So I’m sitting here at home on another summers evening. Keeping busy as usual. Not thinking of what I might have been doing had my life not fallen to pieces from this stroke of difficulty that fell upon me. Not thinking about Glastonbury or all the festivals that I might have danced at had my body not been so drastically injured by this passing invisible unknown thing that, randomly, deliberately or cruelly chose me. I’m not thinking about how long this might go on for or how I will live a life I want to live without my hearing or inner ear balance or with this awful metal on metal screeching sound in my head.
I decided today that since my hearing has fluctuated, I should not waste any opportunities to listen to music (just in case there is any further decline in future).
If you had asked me before what pastime gave me the most pleasure I would have said music. I was born singing and as soon as I was old enough was playing with records and tapes, recording sounds over and over each other to create music. I learnt flute at school, taught myself guitar as a young teen and then ditched them both for turntables once the dance music scene took me over. I’ve always loved singing but my voice got pretty ruined by 20 years of smoking. I’d always promised myself that if I could quit smoking I’d treat myself to singing lessons.By the time I quit I felt I was too old to start from scratch.
It’s always been one of my biggest regrets that I didn’t do anything with my love of music. About 2 years ago I treated myself to the most beautiful and sweet sounding Breedlove guitar. I fell in love with this particular guitar as soon as I heard it. I yearned for it for a whole summer and went to visit it in Denmark Street so many times that eventually the shop keeper took mercy on me and let me have it with a discount. Unfortunately years later it’s been sitting untouched on its stand. Life got busy with work, boyfriends and other necessities and I’ve been waiting for a quiet time to devote to it.
I’m certainly no songbird, and never really honed skills in any instruments…but nevertheless, music and singing is a pleasure to me without comparison. And so as my hearing deteriorated over the past 4 months, and sounds have became increasingly distorted, I’ve become scared of listening to music and it sounding really awful as then I’d have to face the loss of something so deeply precious to me.
And so I decided tonight for the first time in 4 months, to be brave, and try to listen to some music.
Although the quality is lost, I can hear music when it’s streamed straight into my hearing aids.

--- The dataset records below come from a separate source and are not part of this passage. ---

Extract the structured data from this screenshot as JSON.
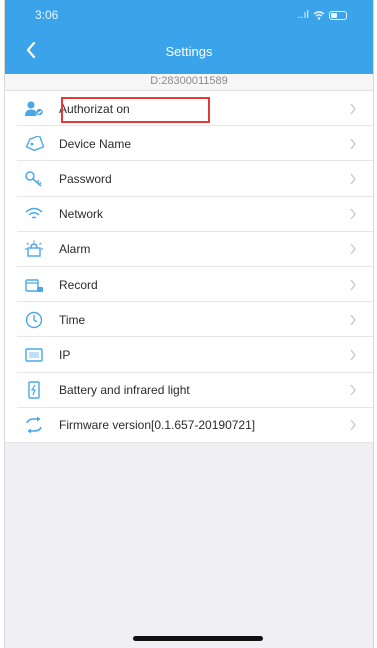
{
  "status_bar": {
    "time": "3:06",
    "signal": "..ıl"
  },
  "header": {
    "title": "Settings"
  },
  "device": {
    "id": "D:28300011589"
  },
  "settings": [
    {
      "label": "Authorizat on",
      "icon": "user-auth-icon"
    },
    {
      "label": "Device Name",
      "icon": "tag-icon"
    },
    {
      "label": "Password",
      "icon": "key-icon"
    },
    {
      "label": "Network",
      "icon": "wifi-icon"
    },
    {
      "label": "Alarm",
      "icon": "alarm-icon"
    },
    {
      "label": "Record",
      "icon": "record-icon"
    },
    {
      "label": "Time",
      "icon": "clock-icon"
    },
    {
      "label": "IP",
      "icon": "ip-icon"
    },
    {
      "label": "Battery and infrared light",
      "icon": "battery-icon"
    },
    {
      "label": "Firmware version[0.1.657-20190721]",
      "icon": "refresh-icon"
    }
  ],
  "colors": {
    "header_bg": "#3aa3ea",
    "icon": "#4aa8e8",
    "highlight": "#e53935"
  }
}
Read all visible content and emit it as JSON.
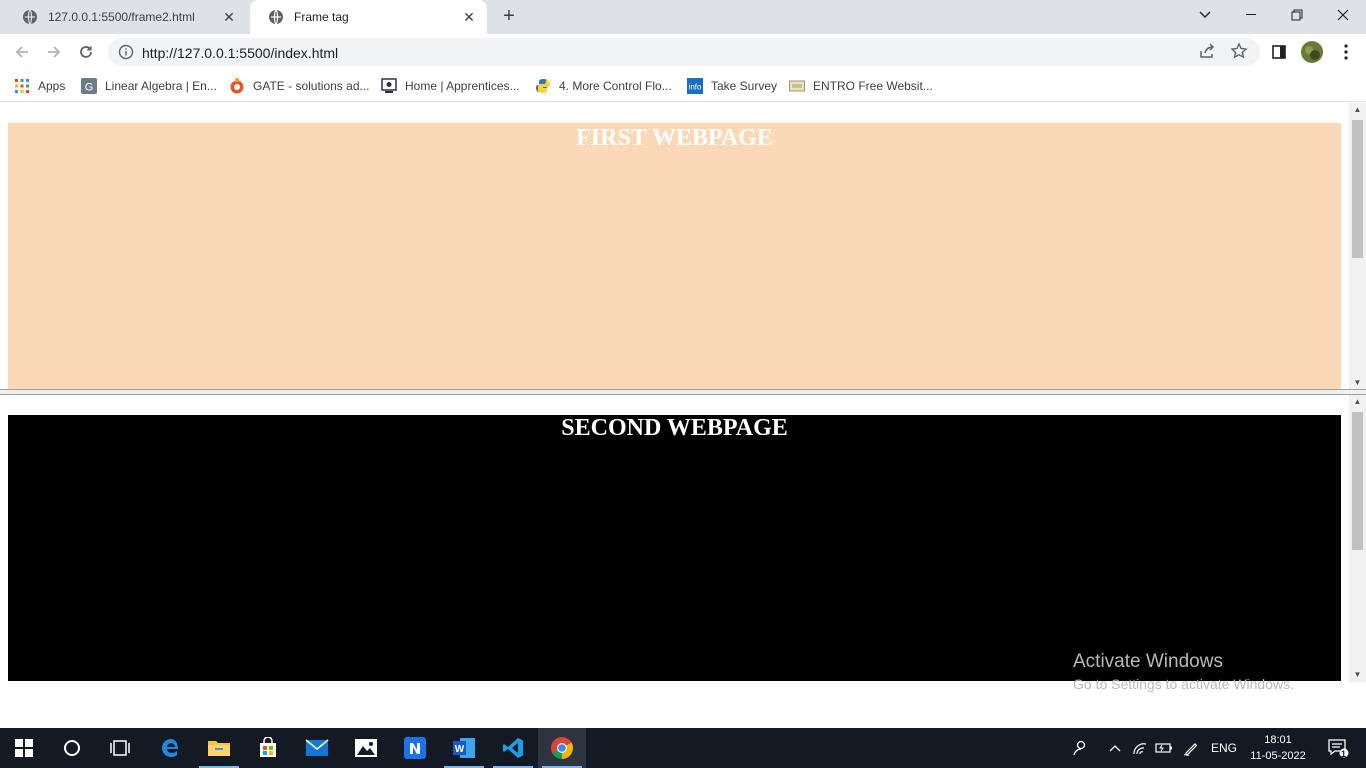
{
  "browser": {
    "tabs": [
      {
        "title": "127.0.0.1:5500/frame2.html",
        "active": false
      },
      {
        "title": "Frame tag",
        "active": true
      }
    ],
    "new_tab_label": "+",
    "address": "http://127.0.0.1:5500/index.html",
    "bookmarks": [
      {
        "label": "Apps",
        "icon": "apps-grid-icon"
      },
      {
        "label": "Linear Algebra | En...",
        "icon": "g-favicon-icon"
      },
      {
        "label": "GATE - solutions ad...",
        "icon": "gate-favicon-icon"
      },
      {
        "label": "Home | Apprentices...",
        "icon": "apprentice-favicon-icon"
      },
      {
        "label": "4. More Control Flo...",
        "icon": "python-favicon-icon"
      },
      {
        "label": "Take Survey",
        "icon": "info-favicon-icon"
      },
      {
        "label": "ENTRO Free Websit...",
        "icon": "entro-favicon-icon"
      }
    ]
  },
  "page": {
    "frame1_heading": "FIRST WEBPAGE",
    "frame1_bg": "#fcd9b6",
    "frame2_heading": "SECOND WEBPAGE",
    "frame2_bg": "#000000"
  },
  "watermark": {
    "line1": "Activate Windows",
    "line2": "Go to Settings to activate Windows."
  },
  "taskbar": {
    "language": "ENG",
    "time": "18:01",
    "date": "11-05-2022",
    "notification_count": "1"
  }
}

I cried a lot – because I feel both blessed to be able to hear music at all, but also because I’m so sad that the quality is so awful. Because I am profoundly deaf in the high frequencies, music is distorted and compressed. I’ve lost the quality, the roundness, the smoothness. What I hear is probably a bit like the sound that comes out of speakers you’d buy in the £1 shop – crackly, edgy, tinny. … But I can still hear enough to enjoy the song if it’s straight into my aids.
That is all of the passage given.